In an open letter, Elon Musk, CEO of Tesla, leads 116 experts calling for an outright ban of “killer robots.” Leaders in the technology industry are coming together to push the United Nations to prevent the development of harmful weapons.
The initiative is led by Elon Musk and Alphabet’s Mustafa Suleyman, with over 116 experts involved from across 26 countries. Musk is known to show his disapproval for AI and recently debated with Mark Zuckerberg regarding the influence of AI in society.
Of course, there are those who fear AI will develop into something deadly to the extent where human lives will be in severe danger. The letter to the UN was an attempt to prevent that from happening in its earlier stages. The UN recently voted to start discussions about deadly weapons that include drones, automated machine guns, and tanks.
It is no secret that many countries around the world are investing in war supplies, and these items fall into the categories of weaponry being manufacturing in mass. The technology experts reached out to the review conference of the convention of conventional weapons, noting that the arms race prevalent around the world could be the reason for a third world war to occur. We’ve seen glimpses of conflicts regarding nuclear arms with countries like Iran and North Korea, and the United States could be the country that gets targeted the most.

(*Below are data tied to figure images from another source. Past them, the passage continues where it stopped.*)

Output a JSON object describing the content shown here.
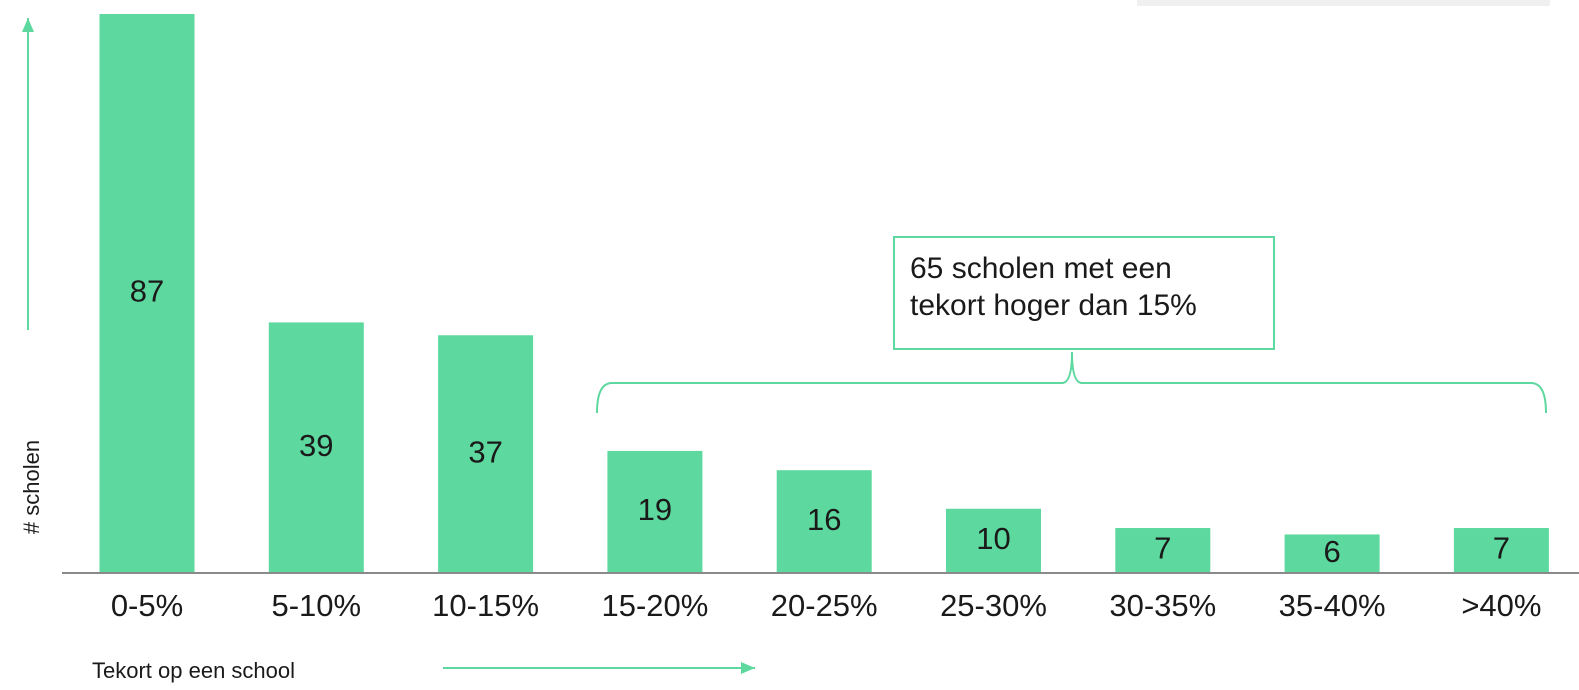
{
  "chart_data": {
    "type": "bar",
    "x_label": "Tekort op een school",
    "y_label": "# scholen",
    "categories": [
      "0-5%",
      "5-10%",
      "10-15%",
      "15-20%",
      "20-25%",
      "25-30%",
      "30-35%",
      "35-40%",
      ">40%"
    ],
    "values": [
      87,
      39,
      37,
      19,
      16,
      10,
      7,
      6,
      7
    ],
    "color": "#5dd89e",
    "annotation": {
      "lines": [
        "65 scholen met een",
        "tekort hoger dan 15%"
      ]
    }
  }
}
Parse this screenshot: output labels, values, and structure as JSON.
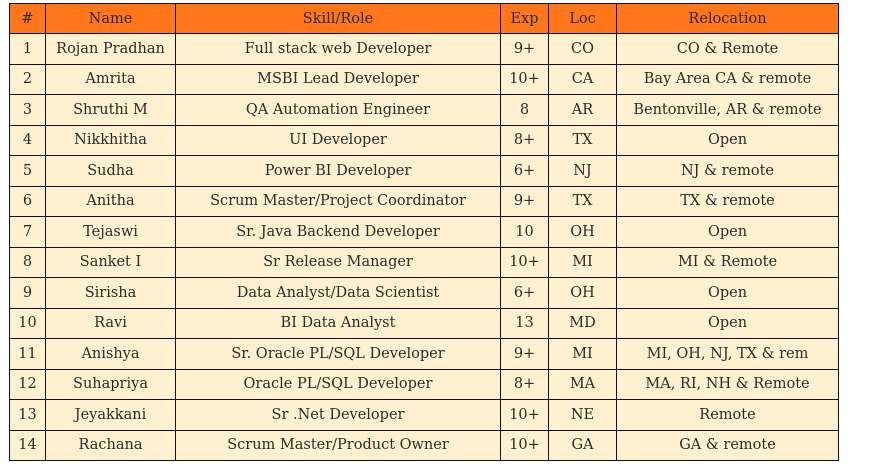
{
  "table": {
    "headers": {
      "num": "#",
      "name": "Name",
      "skill": "Skill/Role",
      "exp": "Exp",
      "loc": "Loc",
      "relocation": "Relocation"
    },
    "rows": [
      {
        "num": "1",
        "name": "Rojan Pradhan",
        "skill": "Full stack web Developer",
        "exp": "9+",
        "loc": "CO",
        "relocation": "CO & Remote"
      },
      {
        "num": "2",
        "name": "Amrita",
        "skill": "MSBI Lead Developer",
        "exp": "10+",
        "loc": "CA",
        "relocation": "Bay Area CA & remote"
      },
      {
        "num": "3",
        "name": "Shruthi M",
        "skill": "QA Automation Engineer",
        "exp": "8",
        "loc": "AR",
        "relocation": "Bentonville, AR & remote"
      },
      {
        "num": "4",
        "name": "Nikkhitha",
        "skill": "UI Developer",
        "exp": "8+",
        "loc": "TX",
        "relocation": "Open"
      },
      {
        "num": "5",
        "name": "Sudha",
        "skill": "Power BI Developer",
        "exp": "6+",
        "loc": "NJ",
        "relocation": "NJ & remote"
      },
      {
        "num": "6",
        "name": "Anitha",
        "skill": "Scrum Master/Project Coordinator",
        "exp": "9+",
        "loc": "TX",
        "relocation": "TX & remote"
      },
      {
        "num": "7",
        "name": "Tejaswi",
        "skill": "Sr. Java Backend Developer",
        "exp": "10",
        "loc": "OH",
        "relocation": "Open"
      },
      {
        "num": "8",
        "name": "Sanket I",
        "skill": "Sr Release Manager",
        "exp": "10+",
        "loc": "MI",
        "relocation": "MI & Remote"
      },
      {
        "num": "9",
        "name": "Sirisha",
        "skill": "Data Analyst/Data Scientist",
        "exp": "6+",
        "loc": "OH",
        "relocation": "Open"
      },
      {
        "num": "10",
        "name": "Ravi",
        "skill": "BI Data Analyst",
        "exp": "13",
        "loc": "MD",
        "relocation": "Open"
      },
      {
        "num": "11",
        "name": "Anishya",
        "skill": "Sr. Oracle PL/SQL Developer",
        "exp": "9+",
        "loc": "MI",
        "relocation": "MI, OH, NJ, TX & rem"
      },
      {
        "num": "12",
        "name": "Suhapriya",
        "skill": "Oracle PL/SQL Developer",
        "exp": "8+",
        "loc": "MA",
        "relocation": "MA, RI, NH & Remote"
      },
      {
        "num": "13",
        "name": "Jeyakkani",
        "skill": "Sr .Net Developer",
        "exp": "10+",
        "loc": "NE",
        "relocation": "Remote"
      },
      {
        "num": "14",
        "name": "Rachana",
        "skill": "Scrum Master/Product Owner",
        "exp": "10+",
        "loc": "GA",
        "relocation": "GA & remote"
      }
    ]
  },
  "colors": {
    "header_bg": "#ff761b",
    "row_bg": "#fff0cf",
    "border": "#111111",
    "text": "#2b2b2b"
  }
}
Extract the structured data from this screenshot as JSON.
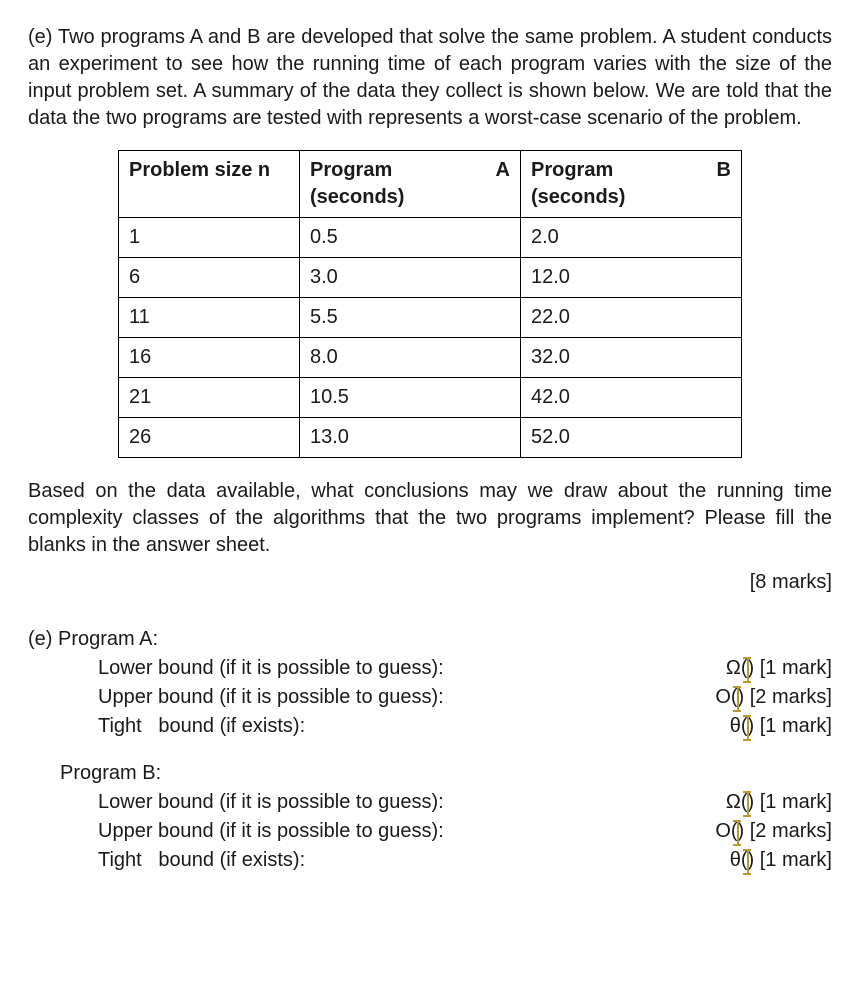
{
  "intro": "(e) Two programs A and B are developed that solve the same problem. A student conducts an experiment to see how the running time of each program varies with the size of the input problem set. A summary of the data they collect is shown below. We are told that the data the two programs are tested with represents a worst-case scenario of the problem.",
  "table": {
    "headers": {
      "n": "Problem size n",
      "a_main": "Program",
      "a_letter": "A",
      "a_sub": "(seconds)",
      "b_main": "Program",
      "b_letter": "B",
      "b_sub": "(seconds)"
    },
    "rows": [
      {
        "n": "1",
        "a": "0.5",
        "b": "2.0"
      },
      {
        "n": "6",
        "a": "3.0",
        "b": "12.0"
      },
      {
        "n": "11",
        "a": "5.5",
        "b": "22.0"
      },
      {
        "n": "16",
        "a": "8.0",
        "b": "32.0"
      },
      {
        "n": "21",
        "a": "10.5",
        "b": "42.0"
      },
      {
        "n": "26",
        "a": "13.0",
        "b": "52.0"
      }
    ]
  },
  "instructions": "Based on the data available, what conclusions may we draw about the running time complexity classes of the algorithms that the two programs implement? Please fill the blanks in the answer sheet.",
  "marks_total": "[8 marks]",
  "answers": {
    "section_prefix": "(e) ",
    "programs": [
      {
        "title": "Program A:",
        "lines": [
          {
            "label": "Lower bound (if it is possible to guess):",
            "symbol": "Ω()",
            "marks": "[1 mark]"
          },
          {
            "label": "Upper bound (if it is possible to guess):",
            "symbol": "O()",
            "marks": "[2 marks]"
          },
          {
            "label": "Tight   bound (if exists):",
            "symbol": "θ()",
            "marks": "[1 mark]"
          }
        ]
      },
      {
        "title": "Program B:",
        "lines": [
          {
            "label": "Lower bound (if it is possible to guess):",
            "symbol": "Ω()",
            "marks": "[1 mark]"
          },
          {
            "label": "Upper bound (if it is possible to guess):",
            "symbol": "O()",
            "marks": "[2 marks]"
          },
          {
            "label": "Tight   bound (if exists):",
            "symbol": "θ()",
            "marks": "[1 mark]"
          }
        ]
      }
    ]
  },
  "style": {
    "font_family": "Arial",
    "body_fontsize_pt": 15,
    "text_color": "#1a1a1a",
    "background_color": "#ffffff",
    "table_border_color": "#000000",
    "cursor_color": "#b89a30"
  }
}
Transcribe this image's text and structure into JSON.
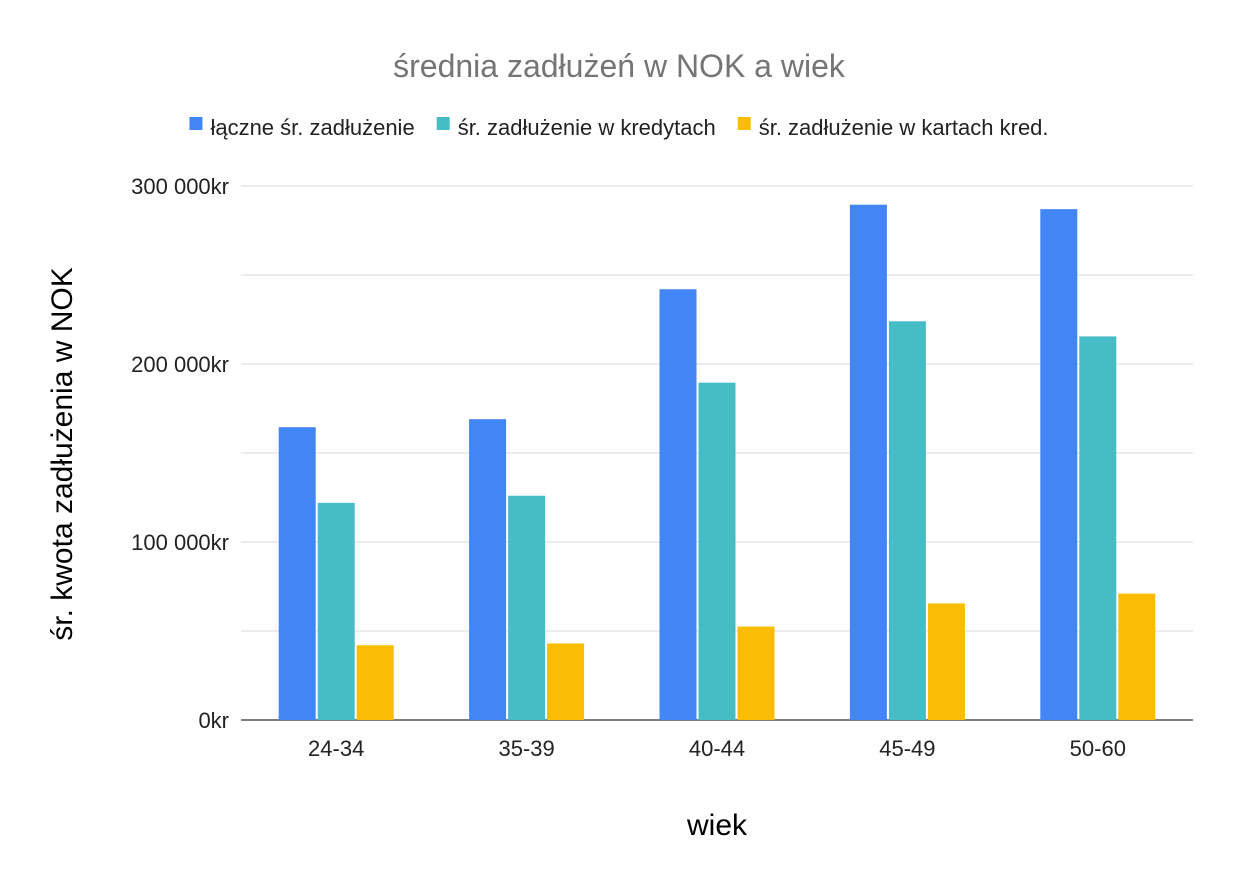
{
  "chart_data": {
    "type": "bar",
    "title": "średnia zadłużeń w NOK a wiek",
    "xlabel": "wiek",
    "ylabel": "śr. kwota zadłużenia w NOK",
    "categories": [
      "24-34",
      "35-39",
      "40-44",
      "45-49",
      "50-60"
    ],
    "series": [
      {
        "name": "łączne śr. zadłużenie",
        "color": "#4285F4",
        "values": [
          164500,
          169000,
          242000,
          289500,
          287000
        ]
      },
      {
        "name": "śr. zadłużenie w kredytach",
        "color": "#46BDC6",
        "values": [
          122000,
          126000,
          189500,
          224000,
          215500
        ]
      },
      {
        "name": "śr. zadłużenie w kartach kred.",
        "color": "#FBBC04",
        "values": [
          42000,
          43000,
          52500,
          65500,
          71000
        ]
      }
    ],
    "ylim": [
      0,
      300000
    ],
    "y_ticks": [
      {
        "value": 0,
        "label": "0kr"
      },
      {
        "value": 100000,
        "label": "100 000kr"
      },
      {
        "value": 200000,
        "label": "200 000kr"
      },
      {
        "value": 300000,
        "label": "300 000kr"
      }
    ],
    "minor_gridlines": [
      50000,
      150000,
      250000
    ],
    "grid": true,
    "legend_position": "top"
  }
}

In the letter, they specifically addressed the issue of lethal autonomous weaponry with the following excerpt:
“Once developed, lethal autonomous weapons will permit armed conflict to be fought at a scale greater than ever, and at timescales faster than humans can comprehend. These can be weapons of terror, weapons that despots and terrorists use against innocent populations, and weapons hacked to behave in undesirable ways… We do not have long to act. Once this Pandora’s box is opened, it will be hard to close.”
Morality comes into question when handling autonomous weapons, and technology giants are evidently concerned about the world’s well-being if countries continue to compete in the arms race.